"Anxious to change the subject, I prevailed on him to walk; and, as we went, I engaged him in talking over lighter topics, for I felt unable to renew our customary arguments that evening.
"As we strolled on, we came upon a group of many peasants, who were eagerly engaged in looking at something in their centre, and talking loudly all the while. Wishing to observe what had attracted them, we drew nearer, and soon perceived that they were standing round two wretched women, who, with their caps torn under their feet, and their hair streaming about their faces, were fighting, with the fury of demons, using, at the same time, the most fearful imprecations, while the mob cheered and irritated them by turns. I was leaving the spot in disgust, when my uncle, passing his arm through mine, prevented my doing so. Though I had passed through many horrible scenes, I felt sick when I looked on this.
"At length, one of the women, with a horrible shriek of triumph, held up, to the crowd, a handful of hair, which she had torn from her adversary's head; but, as she turned slightly to do so, the other took the opportunity of tripping her up, and they both rolled on the ground, struggling together, and the crowd closed round them. I turned a sick look on my uncle, who, far less moved than myself, exclaimed, in an emphatic voice—
"'Who would spend an eternity with such companions?'
"The boldest arguments he had used never made so strong an impression upon me as did these words. I broke from him, and pursued my walk alone. I, who had turned with disgust from every moral deformity—I, to whom refinement was as the breath of life, to be classed with such wretches as these.
"The words fastened upon me; they seemed burning their impression on my very brain. That night I spent upon the floor of my apartment; conscience was awakened, and it was beyond my power to lay it to sleep again. For the first time, I felt the full consciousness of sin, and how terrible was the load; my spirit was weighed down, and the arguments which had upset the weak or wavering, and scoffed at the strong, failed utterly before that power of conscience. In the morning, my uncle found me in strong delirium, for the strength of my body, robust as it was, had fallen before the terror of that one wretched night. I wildly reproached him, and begged him to leave me to the curse which he had brought upon me; but what could turn such a man from his purpose? He who employed his time in persevering efforts for the happiness of thousands, now devoted himself entirely to me. After weeks of illness, I rose from my bed pale, emaciated, and wretched, but humbled to the dust. My first effort, however, was to seek my former friends, and to urge my own doubts upon them, but, those I had had the power to lead into error, laughed at my pain, and mocked at my scruples. I had lost caste with them, and retired from their society loaded with the most bitter ridicule.

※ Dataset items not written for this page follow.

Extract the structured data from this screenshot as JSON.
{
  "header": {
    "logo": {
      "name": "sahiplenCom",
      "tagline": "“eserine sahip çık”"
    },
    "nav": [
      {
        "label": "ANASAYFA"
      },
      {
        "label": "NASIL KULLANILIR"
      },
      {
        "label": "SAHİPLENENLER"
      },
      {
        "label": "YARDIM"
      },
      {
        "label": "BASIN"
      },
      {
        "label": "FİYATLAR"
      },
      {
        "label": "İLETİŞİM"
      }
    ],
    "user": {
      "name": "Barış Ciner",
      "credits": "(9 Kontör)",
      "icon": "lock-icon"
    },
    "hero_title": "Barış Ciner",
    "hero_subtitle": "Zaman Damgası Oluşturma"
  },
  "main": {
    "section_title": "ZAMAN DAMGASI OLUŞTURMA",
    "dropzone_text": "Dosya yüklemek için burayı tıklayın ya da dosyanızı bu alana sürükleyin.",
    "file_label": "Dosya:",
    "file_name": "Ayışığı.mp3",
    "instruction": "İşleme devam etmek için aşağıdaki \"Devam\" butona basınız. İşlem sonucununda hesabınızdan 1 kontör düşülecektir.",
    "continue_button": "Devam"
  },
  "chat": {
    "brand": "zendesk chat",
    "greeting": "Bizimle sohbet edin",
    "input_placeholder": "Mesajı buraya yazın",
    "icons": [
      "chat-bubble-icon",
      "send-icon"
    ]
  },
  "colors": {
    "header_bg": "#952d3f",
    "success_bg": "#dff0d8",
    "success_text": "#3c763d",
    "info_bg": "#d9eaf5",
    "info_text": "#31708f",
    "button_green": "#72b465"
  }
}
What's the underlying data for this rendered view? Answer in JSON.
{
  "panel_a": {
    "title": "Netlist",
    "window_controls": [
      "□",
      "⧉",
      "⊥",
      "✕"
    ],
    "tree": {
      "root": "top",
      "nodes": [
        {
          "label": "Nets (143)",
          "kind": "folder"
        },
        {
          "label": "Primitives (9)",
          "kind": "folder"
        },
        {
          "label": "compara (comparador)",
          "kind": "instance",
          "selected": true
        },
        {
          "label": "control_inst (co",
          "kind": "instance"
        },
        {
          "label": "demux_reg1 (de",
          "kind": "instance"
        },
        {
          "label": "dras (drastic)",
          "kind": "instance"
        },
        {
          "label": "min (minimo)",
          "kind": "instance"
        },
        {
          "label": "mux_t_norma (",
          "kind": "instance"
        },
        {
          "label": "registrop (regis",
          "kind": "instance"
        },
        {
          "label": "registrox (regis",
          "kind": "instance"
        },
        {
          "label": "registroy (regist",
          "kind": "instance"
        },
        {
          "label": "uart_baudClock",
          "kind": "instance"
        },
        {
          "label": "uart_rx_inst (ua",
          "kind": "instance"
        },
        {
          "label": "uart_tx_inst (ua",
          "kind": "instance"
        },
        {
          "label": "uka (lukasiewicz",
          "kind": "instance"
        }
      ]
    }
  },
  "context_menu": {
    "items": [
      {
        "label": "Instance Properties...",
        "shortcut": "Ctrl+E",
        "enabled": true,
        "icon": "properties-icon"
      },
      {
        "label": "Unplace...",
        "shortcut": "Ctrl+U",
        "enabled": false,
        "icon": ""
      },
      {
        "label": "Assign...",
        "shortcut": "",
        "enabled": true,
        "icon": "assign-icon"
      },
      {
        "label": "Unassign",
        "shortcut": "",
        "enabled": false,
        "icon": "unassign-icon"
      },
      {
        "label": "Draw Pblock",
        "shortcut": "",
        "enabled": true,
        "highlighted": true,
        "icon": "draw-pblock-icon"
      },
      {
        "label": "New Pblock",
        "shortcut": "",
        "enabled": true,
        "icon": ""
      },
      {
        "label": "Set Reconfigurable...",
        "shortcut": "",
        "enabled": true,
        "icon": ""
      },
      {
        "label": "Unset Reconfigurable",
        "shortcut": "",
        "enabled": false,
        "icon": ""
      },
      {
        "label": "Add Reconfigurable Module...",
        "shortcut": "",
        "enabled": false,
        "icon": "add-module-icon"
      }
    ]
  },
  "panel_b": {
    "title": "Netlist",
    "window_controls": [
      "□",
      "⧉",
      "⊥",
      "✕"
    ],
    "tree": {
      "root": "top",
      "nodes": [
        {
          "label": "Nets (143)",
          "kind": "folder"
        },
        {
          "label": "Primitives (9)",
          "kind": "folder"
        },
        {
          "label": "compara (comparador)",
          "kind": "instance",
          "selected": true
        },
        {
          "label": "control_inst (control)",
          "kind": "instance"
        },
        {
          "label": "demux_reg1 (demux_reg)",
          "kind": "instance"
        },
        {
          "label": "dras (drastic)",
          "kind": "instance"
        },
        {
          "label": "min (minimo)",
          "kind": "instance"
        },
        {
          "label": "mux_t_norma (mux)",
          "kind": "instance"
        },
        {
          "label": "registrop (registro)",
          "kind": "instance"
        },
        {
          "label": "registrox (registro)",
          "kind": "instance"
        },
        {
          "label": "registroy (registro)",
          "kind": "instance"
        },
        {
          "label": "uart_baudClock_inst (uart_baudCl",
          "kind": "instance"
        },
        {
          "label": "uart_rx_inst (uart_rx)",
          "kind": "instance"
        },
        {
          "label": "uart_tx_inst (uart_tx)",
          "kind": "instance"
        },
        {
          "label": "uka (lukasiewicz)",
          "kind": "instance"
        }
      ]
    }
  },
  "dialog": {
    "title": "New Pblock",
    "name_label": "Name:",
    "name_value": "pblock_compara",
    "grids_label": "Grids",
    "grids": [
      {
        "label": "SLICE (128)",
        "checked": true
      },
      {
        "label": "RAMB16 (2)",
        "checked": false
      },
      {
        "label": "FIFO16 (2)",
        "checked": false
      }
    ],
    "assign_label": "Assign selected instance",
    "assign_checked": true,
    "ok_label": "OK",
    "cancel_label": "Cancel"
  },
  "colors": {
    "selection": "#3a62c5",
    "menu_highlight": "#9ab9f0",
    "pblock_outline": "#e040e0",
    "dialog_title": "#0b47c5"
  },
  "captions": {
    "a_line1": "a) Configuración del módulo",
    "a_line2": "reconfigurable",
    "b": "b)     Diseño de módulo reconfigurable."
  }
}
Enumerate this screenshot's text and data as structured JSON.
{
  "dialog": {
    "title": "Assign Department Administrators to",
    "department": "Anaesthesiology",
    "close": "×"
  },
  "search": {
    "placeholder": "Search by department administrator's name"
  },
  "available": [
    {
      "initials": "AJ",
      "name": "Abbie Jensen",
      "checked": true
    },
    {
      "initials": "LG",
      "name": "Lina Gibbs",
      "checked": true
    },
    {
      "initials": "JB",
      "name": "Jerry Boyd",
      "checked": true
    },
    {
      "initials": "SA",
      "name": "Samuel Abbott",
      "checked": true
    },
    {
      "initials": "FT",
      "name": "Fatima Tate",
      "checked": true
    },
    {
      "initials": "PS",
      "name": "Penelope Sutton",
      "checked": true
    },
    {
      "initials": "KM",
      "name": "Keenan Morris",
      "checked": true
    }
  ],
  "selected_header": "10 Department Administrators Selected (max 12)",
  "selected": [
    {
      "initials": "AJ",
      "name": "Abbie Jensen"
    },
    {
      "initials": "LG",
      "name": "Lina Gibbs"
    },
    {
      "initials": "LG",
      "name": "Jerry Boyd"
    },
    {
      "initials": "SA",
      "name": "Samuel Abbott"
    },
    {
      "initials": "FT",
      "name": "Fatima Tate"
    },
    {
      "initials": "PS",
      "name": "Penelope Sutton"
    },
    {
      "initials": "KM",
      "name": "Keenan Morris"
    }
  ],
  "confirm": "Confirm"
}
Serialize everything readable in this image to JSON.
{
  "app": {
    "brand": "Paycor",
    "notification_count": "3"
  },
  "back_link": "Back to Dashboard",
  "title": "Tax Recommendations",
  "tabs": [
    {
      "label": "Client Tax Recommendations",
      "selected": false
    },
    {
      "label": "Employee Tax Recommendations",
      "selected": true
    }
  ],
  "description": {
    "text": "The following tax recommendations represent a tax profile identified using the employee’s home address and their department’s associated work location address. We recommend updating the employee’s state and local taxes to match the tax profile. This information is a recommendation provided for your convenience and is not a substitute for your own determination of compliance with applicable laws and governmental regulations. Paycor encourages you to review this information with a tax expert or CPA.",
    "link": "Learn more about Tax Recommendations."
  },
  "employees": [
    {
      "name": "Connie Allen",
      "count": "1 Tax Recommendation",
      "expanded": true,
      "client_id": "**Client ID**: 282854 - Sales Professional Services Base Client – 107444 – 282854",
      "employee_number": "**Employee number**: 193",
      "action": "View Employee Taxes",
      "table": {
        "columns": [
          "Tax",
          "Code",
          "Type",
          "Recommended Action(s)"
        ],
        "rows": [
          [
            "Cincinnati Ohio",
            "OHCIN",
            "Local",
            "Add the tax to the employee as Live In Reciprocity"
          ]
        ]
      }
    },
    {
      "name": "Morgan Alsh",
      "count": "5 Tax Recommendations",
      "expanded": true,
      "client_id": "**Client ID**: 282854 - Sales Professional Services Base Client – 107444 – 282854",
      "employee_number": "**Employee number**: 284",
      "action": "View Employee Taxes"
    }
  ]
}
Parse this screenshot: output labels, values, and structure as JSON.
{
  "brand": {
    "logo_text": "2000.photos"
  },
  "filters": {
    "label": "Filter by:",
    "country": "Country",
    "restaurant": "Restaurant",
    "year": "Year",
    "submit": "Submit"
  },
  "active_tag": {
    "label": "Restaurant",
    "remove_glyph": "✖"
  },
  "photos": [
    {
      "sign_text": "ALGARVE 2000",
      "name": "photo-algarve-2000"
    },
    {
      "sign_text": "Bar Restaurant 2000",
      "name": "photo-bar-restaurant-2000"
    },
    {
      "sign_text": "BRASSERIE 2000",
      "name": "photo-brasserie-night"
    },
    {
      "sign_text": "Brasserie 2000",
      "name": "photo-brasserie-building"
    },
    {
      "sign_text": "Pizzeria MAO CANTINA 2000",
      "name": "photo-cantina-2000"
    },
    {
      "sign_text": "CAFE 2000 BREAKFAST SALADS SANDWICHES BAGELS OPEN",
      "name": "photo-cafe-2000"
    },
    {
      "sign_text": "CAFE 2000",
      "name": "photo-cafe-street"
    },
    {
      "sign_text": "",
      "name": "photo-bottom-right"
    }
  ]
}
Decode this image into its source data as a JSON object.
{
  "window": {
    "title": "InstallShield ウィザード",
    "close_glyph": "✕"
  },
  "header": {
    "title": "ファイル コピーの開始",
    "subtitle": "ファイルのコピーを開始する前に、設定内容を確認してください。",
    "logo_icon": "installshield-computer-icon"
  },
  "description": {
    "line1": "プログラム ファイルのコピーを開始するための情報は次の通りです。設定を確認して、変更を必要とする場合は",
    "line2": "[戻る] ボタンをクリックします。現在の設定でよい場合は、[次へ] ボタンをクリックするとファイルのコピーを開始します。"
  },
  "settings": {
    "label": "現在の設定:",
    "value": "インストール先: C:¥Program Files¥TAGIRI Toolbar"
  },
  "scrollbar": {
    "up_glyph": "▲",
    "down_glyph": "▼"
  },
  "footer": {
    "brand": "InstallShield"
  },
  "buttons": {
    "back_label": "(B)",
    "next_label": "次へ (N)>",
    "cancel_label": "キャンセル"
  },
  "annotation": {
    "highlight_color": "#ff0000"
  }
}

"In this miserable time came a thirst for England, my health required it, I retired from the army, and returned home. Did it not seem like a judgment upon me, that I reached my own village, but to find it in flames? No one can tell what a store of repentance I laid up that night: at the story of old Giles, which you may have heard from his own lips;—the rebuke which everywhere raised itself against me;—the wretchedness which on all sides appeared to upset my ostentatious moral well-doing; and the death of that poor child in her simple faith. Was not this a fit welcome for the returning infidel?"
Mabel placed her hand upon her forehead; for there was terror in the remembrance of that awful night. And, then when he spoke again, the thought seemed to have passed from him, and his voice was low, and thrillingly gentle.
"I dared not seek you then; I dared not bring to you uncertain repentance; and that it was not complete, I knew, because I could not even then humble myself to ask your forgiveness. But directly I came here, I found out one of my boyhood's friends, a good and simple-hearted clergyman, and with him I have spent every Sunday since I first arrived in Bath. The benefit I have received from him has been very great; and all that was left of pride or revenge in my heart, you have long since subdued by your gentleness and patience, and more than all, have I admired, the frankness which enabled you to avoid the error of foolishly seeming entirely to have forgotten me, while you preserved the most delicate reserve on all occasions. Mabel, dear, dear Mabel," he said, taking her trembling hand in both his, "you have entirely subdued me, and, cost what it may, I will not forfeit the smallest chance of regaining your confidence, for aught else the world has to offer."